We analyzed the expression profiles of lncRNAs and mRNAs in porcine satellite cells (PSCs) across various stages of proliferation and differentiation. Gene expression analysis of PSCs at distinct temporal points revealed significant variations. Compared to P24 stage, 565 lncRNAs and 1,173 mRNAs were upregulated in P48 PSCs, while 116 lncRNAs and 820 mRNAs were downregulated (Fig. 5a,e). In contrast, when comparing the D18 stage to the earlier time point, 407 lncRNAs and 973 mRNAs were upregulated, while 315 lncRNAs and 1,203 mRNAs were downregulated (Fig. 5b,f).

Fig. 5
figure 5

Differential expression analysis of lncRNAs and mRNAs. (ac) Volcano plot showing differential expression results of lncRNAs in different stages of PSCs proliferation and differentiation. (d) Venn diagram showing that 16 lncRNAs were differentially expressed during the proliferation and differentiation of PSCs. (eg) Volcano plot showing differential expression results of mRNAs in different stages of PSCs proliferation and differentiation. (h) Venn diagram showing that 136 mRNAs were differentially expressed during the proliferation and differentiation of PSCs.

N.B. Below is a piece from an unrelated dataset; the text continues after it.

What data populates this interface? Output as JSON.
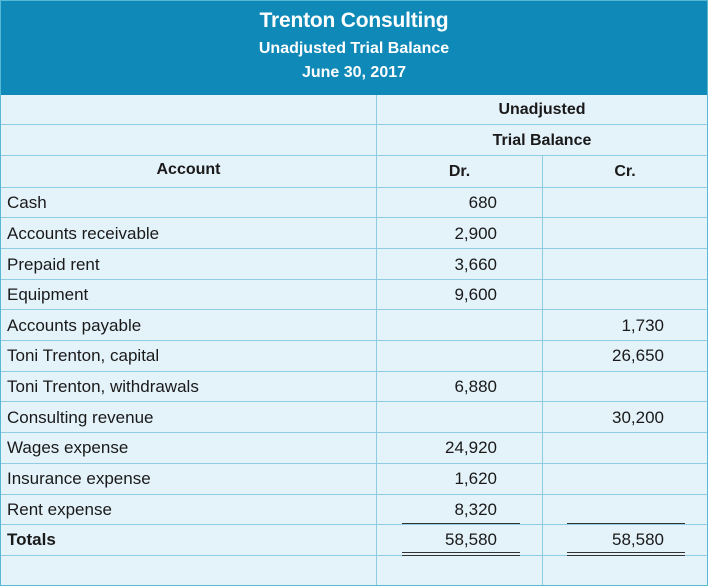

However, when analyzing gene expression differences between the two stages of differentiated PSCs (D18 and D28), fewer differentially expressed lncRNAs and mRNAs were observed. Specifically, compared to D18, only 40 lncRNAs and 171 mRNAs were upregulated in D28, while 23 lncRNAs and 170 mRNAs were downregulated (Fig. 5c,g). Across all time points, 16 lncRNAs and 136 mRNAs exhibited differential expression (Fig. 5d,h).

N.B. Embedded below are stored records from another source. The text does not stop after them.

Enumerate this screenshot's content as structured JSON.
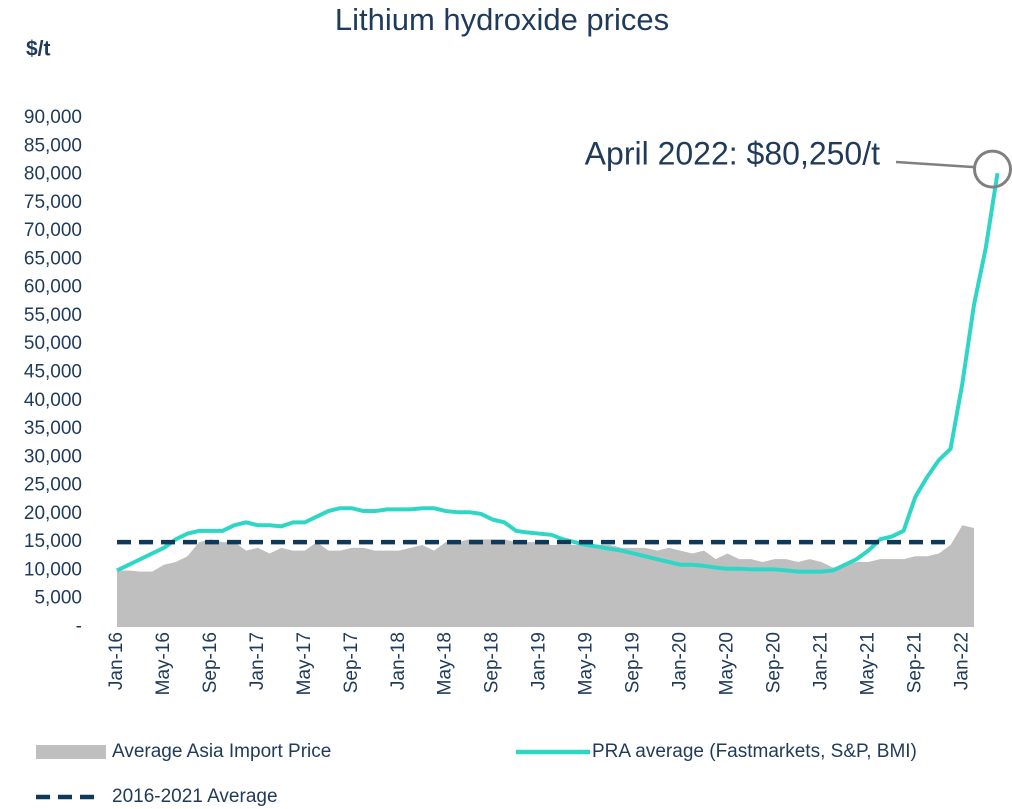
{
  "chart_data": {
    "type": "area-line",
    "title": "Lithium hydroxide prices",
    "y_label": "$/t",
    "annotation": "April 2022: $80,250/t",
    "categories": [
      "Jan-16",
      null,
      null,
      null,
      "May-16",
      null,
      null,
      null,
      "Sep-16",
      null,
      null,
      null,
      "Jan-17",
      null,
      null,
      null,
      "May-17",
      null,
      null,
      null,
      "Sep-17",
      null,
      null,
      null,
      "Jan-18",
      null,
      null,
      null,
      "May-18",
      null,
      null,
      null,
      "Sep-18",
      null,
      null,
      null,
      "Jan-19",
      null,
      null,
      null,
      "May-19",
      null,
      null,
      null,
      "Sep-19",
      null,
      null,
      null,
      "Jan-20",
      null,
      null,
      null,
      "May-20",
      null,
      null,
      null,
      "Sep-20",
      null,
      null,
      null,
      "Jan-21",
      null,
      null,
      null,
      "May-21",
      null,
      null,
      null,
      "Sep-21",
      null,
      null,
      null,
      "Jan-22",
      null,
      null,
      null
    ],
    "series": [
      {
        "name": "Average Asia Import Price",
        "kind": "area",
        "color": "#bfbfbf",
        "values": [
          10000,
          10000,
          9800,
          9800,
          11000,
          11500,
          12500,
          15000,
          15500,
          15000,
          15000,
          13500,
          14000,
          13000,
          14000,
          13500,
          13500,
          15000,
          13500,
          13500,
          14000,
          14000,
          13500,
          13500,
          13500,
          14000,
          14500,
          13500,
          15000,
          15000,
          15500,
          15500,
          15500,
          15500,
          15000,
          15000,
          15000,
          14500,
          14500,
          14500,
          14500,
          14500,
          14500,
          14000,
          14000,
          14000,
          13500,
          14000,
          13500,
          13000,
          13500,
          12000,
          13000,
          12000,
          12000,
          11500,
          12000,
          12000,
          11500,
          12000,
          11500,
          10500,
          11000,
          11500,
          11500,
          12000,
          12000,
          12000,
          12500,
          12500,
          13000,
          14500,
          18000,
          17500,
          null,
          null
        ]
      },
      {
        "name": "PRA average (Fastmarkets, S&P, BMI)",
        "kind": "line",
        "color": "#2fd6c6",
        "values": [
          10000,
          11000,
          12000,
          13000,
          14000,
          15500,
          16500,
          17000,
          17000,
          17000,
          18000,
          18500,
          18000,
          18000,
          17800,
          18500,
          18500,
          19500,
          20500,
          21000,
          21000,
          20500,
          20500,
          20800,
          20800,
          20800,
          21000,
          21000,
          20500,
          20300,
          20300,
          20000,
          19000,
          18500,
          17000,
          16700,
          16500,
          16300,
          15500,
          15000,
          14500,
          14200,
          13800,
          13500,
          13000,
          12500,
          12000,
          11500,
          11000,
          11000,
          10800,
          10500,
          10300,
          10300,
          10200,
          10200,
          10200,
          10000,
          9800,
          9800,
          9800,
          10000,
          11000,
          12000,
          13500,
          15500,
          16000,
          17000,
          23000,
          26500,
          29500,
          31500,
          43000,
          57000,
          67000,
          80250
        ]
      },
      {
        "name": "2016-2021 Average",
        "kind": "dashed",
        "color": "#0d3a5c",
        "values": [
          15000,
          15000,
          15000,
          15000,
          15000,
          15000,
          15000,
          15000,
          15000,
          15000,
          15000,
          15000,
          15000,
          15000,
          15000,
          15000,
          15000,
          15000,
          15000,
          15000,
          15000,
          15000,
          15000,
          15000,
          15000,
          15000,
          15000,
          15000,
          15000,
          15000,
          15000,
          15000,
          15000,
          15000,
          15000,
          15000,
          15000,
          15000,
          15000,
          15000,
          15000,
          15000,
          15000,
          15000,
          15000,
          15000,
          15000,
          15000,
          15000,
          15000,
          15000,
          15000,
          15000,
          15000,
          15000,
          15000,
          15000,
          15000,
          15000,
          15000,
          15000,
          15000,
          15000,
          15000,
          15000,
          15000,
          15000,
          15000,
          15000,
          15000,
          15000,
          15000,
          null,
          null,
          null,
          null
        ]
      }
    ],
    "ylim": [
      0,
      90000
    ],
    "yticks": [
      {
        "value": 0,
        "label": "-"
      },
      {
        "value": 5000,
        "label": "5,000"
      },
      {
        "value": 10000,
        "label": "10,000"
      },
      {
        "value": 15000,
        "label": "15,000"
      },
      {
        "value": 20000,
        "label": "20,000"
      },
      {
        "value": 25000,
        "label": "25,000"
      },
      {
        "value": 30000,
        "label": "30,000"
      },
      {
        "value": 35000,
        "label": "35,000"
      },
      {
        "value": 40000,
        "label": "40,000"
      },
      {
        "value": 45000,
        "label": "45,000"
      },
      {
        "value": 50000,
        "label": "50,000"
      },
      {
        "value": 55000,
        "label": "55,000"
      },
      {
        "value": 60000,
        "label": "60,000"
      },
      {
        "value": 65000,
        "label": "65,000"
      },
      {
        "value": 70000,
        "label": "70,000"
      },
      {
        "value": 75000,
        "label": "75,000"
      },
      {
        "value": 80000,
        "label": "80,000"
      },
      {
        "value": 85000,
        "label": "85,000"
      },
      {
        "value": 90000,
        "label": "90,000"
      }
    ],
    "grid": false
  }
}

To further evaluate the reliability of RNA sequencing data, two differentially expressed lncRNAs were randomly selected, and their relative expression levels were assessed during PSCs proliferation and differentiation using RT-qPCR. As shown in Fig. 6, the RT-qPCR results were consistent with RNA-seq, confirming the reliability of the RNA-seq findings.

Fig. 6
figure 6

Quantitative verification of two differentially expressed lncRNAs. (a,b) The FPKM value of MSTRG.2252 (a) and MSTRG.20791 (b). (c,d) The relative expression of MSTRG.2252 (c) and MSTRG.20791 (d) in mRNA level.

Data Records

The raw sequence data reported in this paper have been deposited in the Genome Sequence Archive27 in National Genomics Data Center28, China National Center for Bioinformation/Beijing Institute of Genomics, Chinese Academy of Sciences (GSA: CRA01970429) that are publicly accessible at https://ngdc.cncb.ac.cn/gsa. Detailed sample information and RNA-seq read statistics are provided in Table 1. The expression data, read counts files, DEG lists and the BED file of novel lncRNAs have been deposited in the Figshare database30.